Arslan, Kovid-19'u geçirdiğini okulun başladığı ilk hafta öğrencilerine söylediğini ifade ederek hastalığın düşünüldüğü gibi kolay geçirilmediğini, çocuk ve gençleri ağır etkilemese de ailelerine bulaştırabilecekleri konusunda öğrencilerini uyardığını söyledi.

Öğrencilerinin bu hastalığın önemini daha iyi anladıklarını, özellikle sosyal mesafe konusunda onlara market, okul ve kamu kurumu gibi çeşitli yerlerde yaşadıkları sorunları anlattığını aktaran Arslan, bir öğrencisinin sosyal mesafeye dikkati çekmek için düşündüğü cihazı hep birlikte tasarladıklarını söyledi.

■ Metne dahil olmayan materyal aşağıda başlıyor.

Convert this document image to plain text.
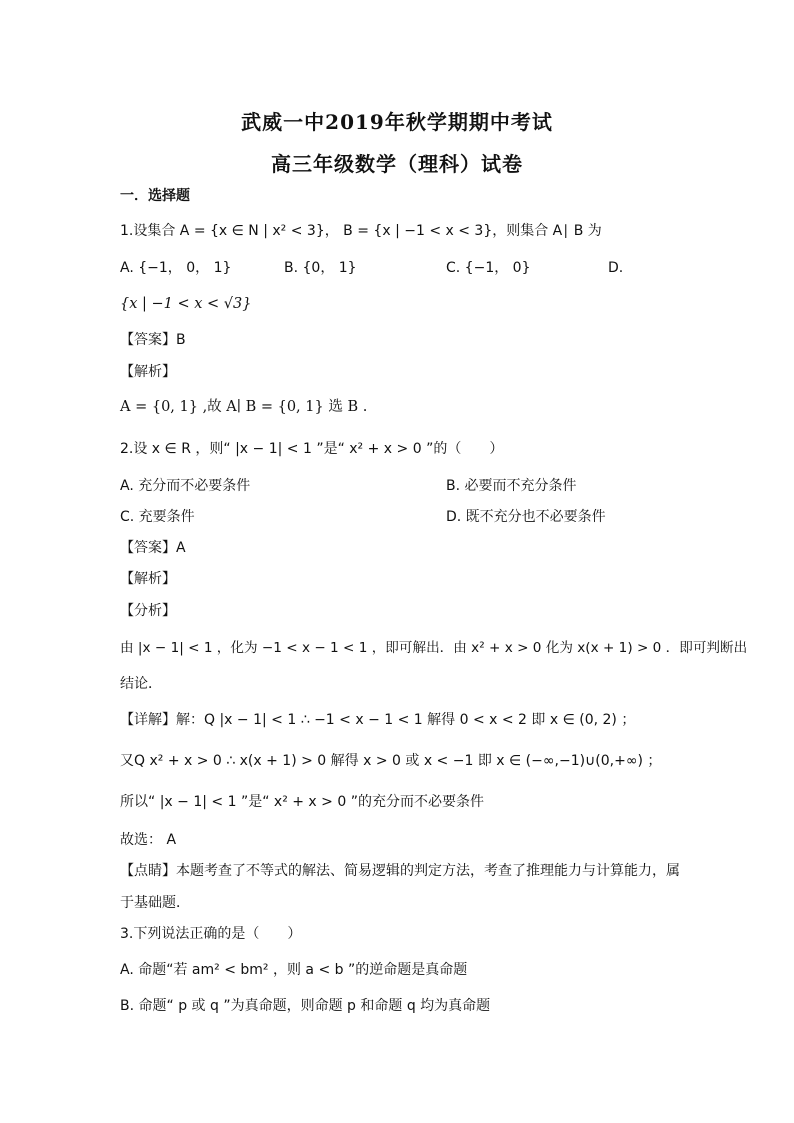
武威一中2019年秋学期期中考试
高三年级数学（理科）试卷
一．选择题
1.设集合 A = {x ∈ N | x² < 3}， B = {x | −1 < x < 3}，则集合 A∣ B 为
A. {−1， 0， 1}	B. {0， 1}	C. {−1， 0}	D.
{x | −1 < x < √3}
【答案】B
【解析】
A = {0, 1} ,故 A∣ B = {0, 1} 选 B .
2.设 x ∈ R ，则“ |x − 1| < 1 ”是“ x² + x > 0 ”的（　　）
A. 充分而不必要条件	B. 必要而不充分条件
C. 充要条件	D. 既不充分也不必要条件
【答案】A
【解析】
【分析】
由 |x − 1| < 1 ，化为 −1 < x − 1 < 1 ，即可解出．由 x² + x > 0 化为 x(x + 1) > 0 ．即可判断出
结论．
【详解】解：Q |x − 1| < 1 ∴ −1 < x − 1 < 1 解得 0 < x < 2 即 x ∈ (0, 2) ；
又Q x² + x > 0 ∴ x(x + 1) > 0 解得 x > 0 或 x < −1 即 x ∈ (−∞,−1)∪(0,+∞) ；
所以“ |x − 1| < 1 ”是“ x² + x > 0 ”的充分而不必要条件
故选： A
【点睛】本题考查了不等式的解法、简易逻辑的判定方法，考查了推理能力与计算能力，属
于基础题．
3.下列说法正确的是（　　）
A. 命题“若 am² < bm² ，则 a < b ”的逆命题是真命题
B. 命题“ p 或 q ”为真命题，则命题 p 和命题 q 均为真命题
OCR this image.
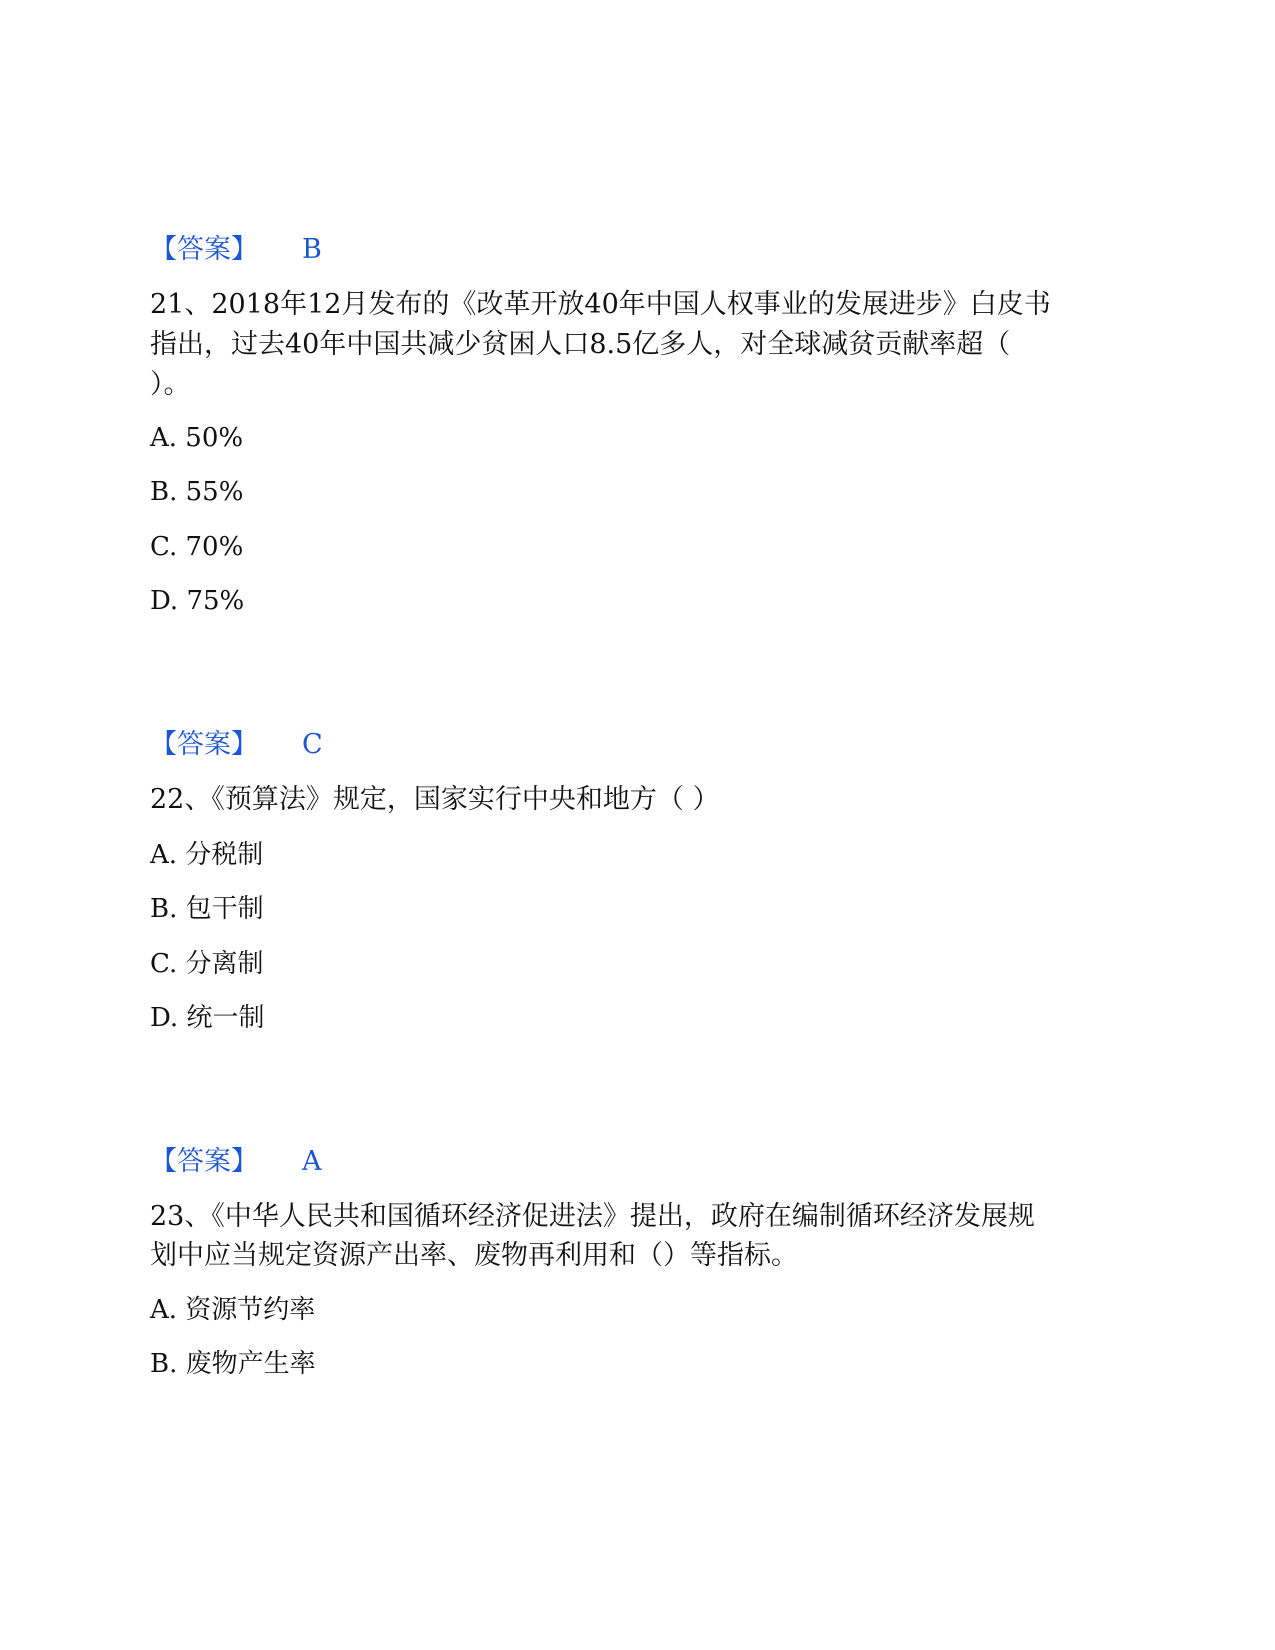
【答案】 B
21、2018年12月发布的《改革开放40年中国人权事业的发展进步》白皮书
指出，过去40年中国共减少贫困人口8.5亿多人，对全球减贫贡献率超（
）。
A. 50%
B. 55%
C. 70%
D. 75%
【答案】 C
22、《预算法》规定，国家实行中央和地方（ ）
A. 分税制
B. 包干制
C. 分离制
D. 统一制
【答案】 A
23、《中华人民共和国循环经济促进法》提出，政府在编制循环经济发展规
划中应当规定资源产出率、废物再利用和（）等指标。
A. 资源节约率
B. 废物产生率
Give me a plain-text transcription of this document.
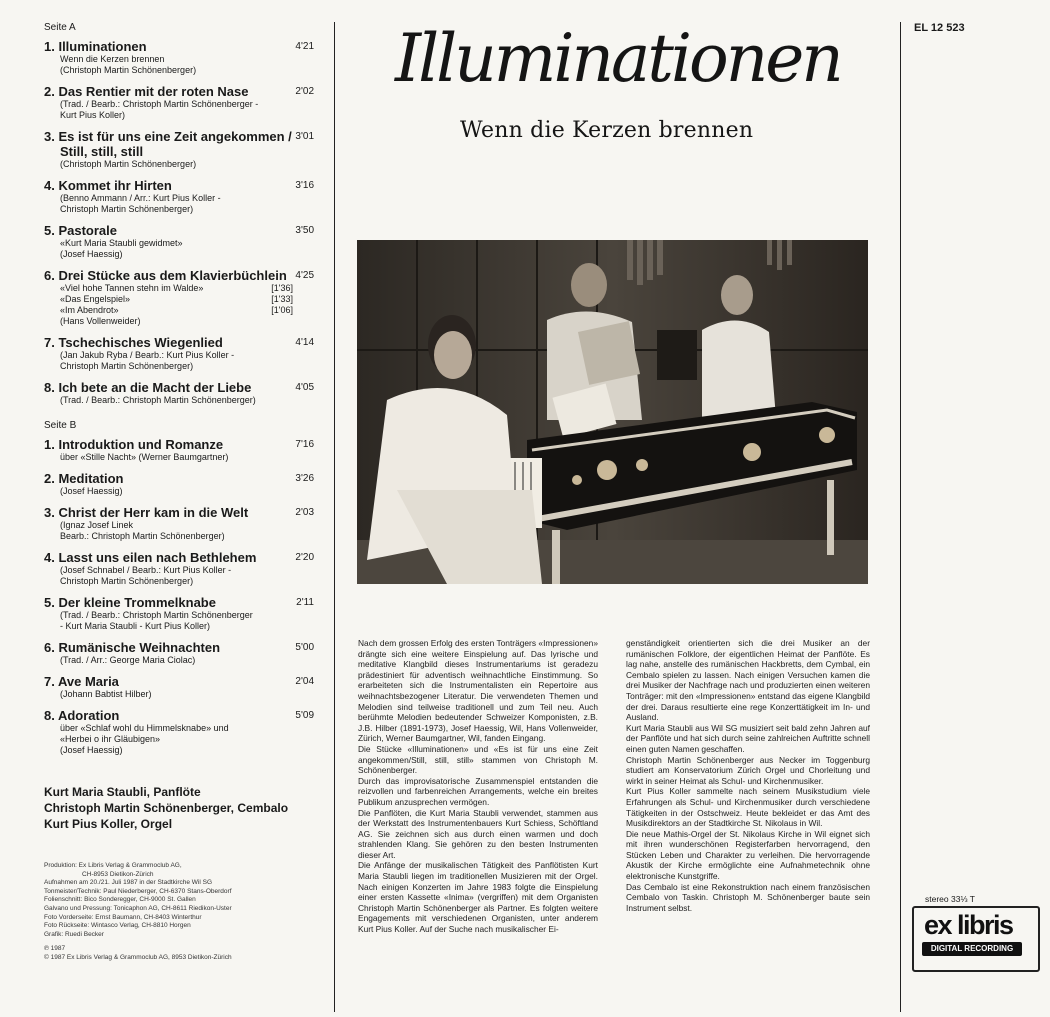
Seite A
1. Illuminationen	4'21
Wenn die Kerzen brennen
(Christoph Martin Schönenberger)
2. Das Rentier mit der roten Nase	2'02
(Trad. / Bearb.: Christoph Martin Schönenberger -
Kurt Pius Koller)
3. Es ist für uns eine Zeit angekommen / Still, still, still
3'01
(Christoph Martin Schönenberger)
4. Kommet ihr Hirten	3'16
(Benno Ammann / Arr.: Kurt Pius Koller -
Christoph Martin Schönenberger)
5. Pastorale	3'50
«Kurt Maria Staubli gewidmet»
(Josef Haessig)
6. Drei Stücke aus dem Klavierbüchlein 4'25
«Viel hohe Tannen stehn im Walde»	[1'36]
«Das Engelspiel»	[1'33]
«Im Abendrot»	[1'06]
(Hans Vollenweider)
7. Tschechisches Wiegenlied	4'14
(Jan Jakub Ryba / Bearb.: Kurt Pius Koller -
Christoph Martin Schönenberger)
8. Ich bete an die Macht der Liebe	4'05
(Trad. / Bearb.: Christoph Martin Schönenberger)
Seite B
1. Introduktion und Romanze	7'16
über «Stille Nacht» (Werner Baumgartner)
2. Meditation	3'26
(Josef Haessig)
3. Christ der Herr kam in die Welt	2'03
(Ignaz Josef Linek
Bearb.: Christoph Martin Schönenberger)
4. Lasst uns eilen nach Bethlehem	2'20
(Josef Schnabel / Bearb.: Kurt Pius Koller -
Christoph Martin Schönenberger)
5. Der kleine Trommelknabe	2'11
(Trad. / Bearb.: Christoph Martin Schönenberger
- Kurt Maria Staubli - Kurt Pius Koller)
6. Rumänische Weihnachten	5'00
(Trad. / Arr.: George Maria Ciolac)
7. Ave Maria	2'04
(Johann Babtist Hilber)
8. Adoration	5'09
über «Schlaf wohl du Himmelsknabe» und
«Herbei o ihr Gläubigen»
(Josef Haessig)
Kurt Maria Staubli, Panflöte
Christoph Martin Schönenberger, Cembalo
Kurt Pius Koller, Orgel
Produktion: Ex Libris Verlag & Grammoclub AG,
CH-8953 Dietikon-Zürich
Aufnahmen am 20./21. Juli 1987 in der Stadtkirche Wil SG
Tonmeister/Technik: Paul Niederberger, CH-6370 Stans-Oberdorf
Folienschnitt: Bico Sonderegger, CH-9000 St. Gallen
Galvano und Pressung: Tonicaphon AG, CH-8611 Riedikon-Uster
Foto Vorderseite: Ernst Baumann, CH-8403 Winterthur
Foto Rückseite: Wintasco Verlag, CH-8810 Horgen
Grafik: Ruedi Becker
℗ 1987
© 1987 Ex Libris Verlag & Grammoclub AG, 8953 Dietikon-Zürich
Illuminationen
Wenn die Kerzen brennen

Nach dem grossen Erfolg des ersten Tonträgers «Impressionen» drängte sich eine weitere Einspielung auf. Das lyrische und meditative Klangbild dieses Instrumentariums ist geradezu prädestiniert für adventisch weihnachtliche Einstimmung. So erarbeiteten sich die Instrumentalisten ein Repertoire aus weihnachtsbezogener Literatur. Die verwendeten Themen und Melodien sind teilweise traditionell und zum Teil neu. Auch berühmte Melodien bedeutender Schweizer Komponisten, z.B. J.B. Hilber (1891-1973), Josef Haessig, Wil, Hans Vollenweider, Zürich, Werner Baumgartner, Wil, fanden Eingang.

Die Stücke «Illuminationen» und «Es ist für uns eine Zeit angekommen/Still, still, still» stammen von Christoph M. Schönenberger.

Durch das improvisatorische Zusammenspiel entstanden die reizvollen und farbenreichen Arrangements, welche ein breites Publikum anzusprechen vermögen.

Die Panflöten, die Kurt Maria Staubli verwendet, stammen aus der Werkstatt des Instrumentenbauers Kurt Schiess, Schöftland AG. Sie zeichnen sich aus durch einen warmen und doch strahlenden Klang. Sie gehören zu den besten Instrumenten dieser Art.

Die Anfänge der musikalischen Tätigkeit des Panflötisten Kurt Maria Staubli liegen im traditionellen Musizieren mit der Orgel. Nach einigen Konzerten im Jahre 1983 folgte die Einspielung einer ersten Kassette «Inima» (vergriffen) mit dem Organisten Christoph Martin Schönenberger als Partner. Es folgten weitere Engagements mit verschiedenen Organisten, unter anderem Kurt Pius Koller. Auf der Suche nach musikalischer Ei-

genständigkeit orientierten sich die drei Musiker an der rumänischen Folklore, der eigentlichen Heimat der Panflöte. Es lag nahe, anstelle des rumänischen Hackbretts, dem Cymbal, ein Cembalo spielen zu lassen. Nach einigen Versuchen kamen die drei Musiker der Nachfrage nach und produzierten einen weiteren Tonträger: mit den «Impressionen» entstand das eigene Klangbild der drei. Daraus resultierte eine rege Konzerttätigkeit im In- und Ausland.

Kurt Maria Staubli aus Wil SG musiziert seit bald zehn Jahren auf der Panflöte und hat sich durch seine zahlreichen Auftritte schnell einen guten Namen geschaffen.

Christoph Martin Schönenberger aus Necker im Toggenburg studiert am Konservatorium Zürich Orgel und Chorleitung und wirkt in seiner Heimat als Schul- und Kirchenmusiker.

Kurt Pius Koller sammelte nach seinem Musikstudium viele Erfahrungen als Schul- und Kirchenmusiker durch verschiedene Tätigkeiten in der Ostschweiz. Heute bekleidet er das Amt des Musikdirektors an der Stadtkirche St. Nikolaus in Wil.

Die neue Mathis-Orgel der St. Nikolaus Kirche in Wil eignet sich mit ihren wunderschönen Registerfarben hervorragend, den Stücken Leben und Charakter zu verleihen. Die hervorragende Akustik der Kirche ermöglichte eine Aufnahmetechnik ohne elektronische Kunstgriffe.

Das Cembalo ist eine Rekonstruktion nach einem französischen Cembalo von Taskin. Christoph M. Schönenberger baute sein Instrument selbst.

EL 12 523
stereo 33⅓ T
ex libris
DIGITAL RECORDING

'Seri üretime geçmek için çalışmalarımız hazır'

Arslan, öğrencilerinin düşünerek tasarladığı cihazın, 3 boyutlu yazıcıda 8 saatte tamamlandığını belirterek şöyle devam etti:

'Deney setlerimizin üzerinde cihazı çalıştırarak kontrol ettik. Mesafeyi istediğiniz metreye kadar ayarlayabiliyoruz. Cihaz kullanıldığı alanda kişiler arasındaki mesafe konusunda ses ve ışıkla uyarılarda bulunuyor. Pille çalışıyor. Portatif olduğu için istediğiniz her yere rahatlıkla götürebilirsiniz.'

İlçe Milli Eğitim Müdürlüğünün kendilerine gereken desteği verdiğini dile getiren Arslan, seri üretime geçmek için çalışmalarının hazır olduğunu söyledi.

Arslan, ilk olarak 50 adet yaptıklarını, siparişe göre devamını da yapabileceklerini ifade ederek 'Cihaz şu anda uyarı sesi ve ışık veriyor ama ilerleyen dönemlerde görüntü ve insan sesi de ekleyerek geliştirebiliriz.' dedi.

Öğrencilerden Gökdeniz Ateş de öğretmenlerinin Kovid-19'u geçirdiğini öğrendikten sonra 'Bu konuda neler yapabiliriz?' diye arkadaşlarıyla düşündüklerini belirterek 'Bir cihaz hazırlayıp hocamıza sunduk. Çalışmaları başlattık ve cihazı ürettik. Cihazın insanlar arasındaki mesafeyi sağlayacağını düşünüyoruz. Vatandaşlara sosyal mesafe, maske ve temizliğe karşı dikkatli olmaları konusunda çağrıda bulunuyoruz.' diye konuştu.

Oya Uzun da öğretmeninin Kovid-19 geçirdiğini okula başladıklarında öğrendiğini belirterek 'İnsanların mesafeye uyması için bir cihaz geliştirdik. Amacımız sosyal mesafeyi korumaya çalışmak. Bu cihazla daha iyi bir önlem aldık. Mesafemizi korursak bu hastalığın bu kadar yayınlaşacağını düşünmüyorum.' ifadelerini kullandı.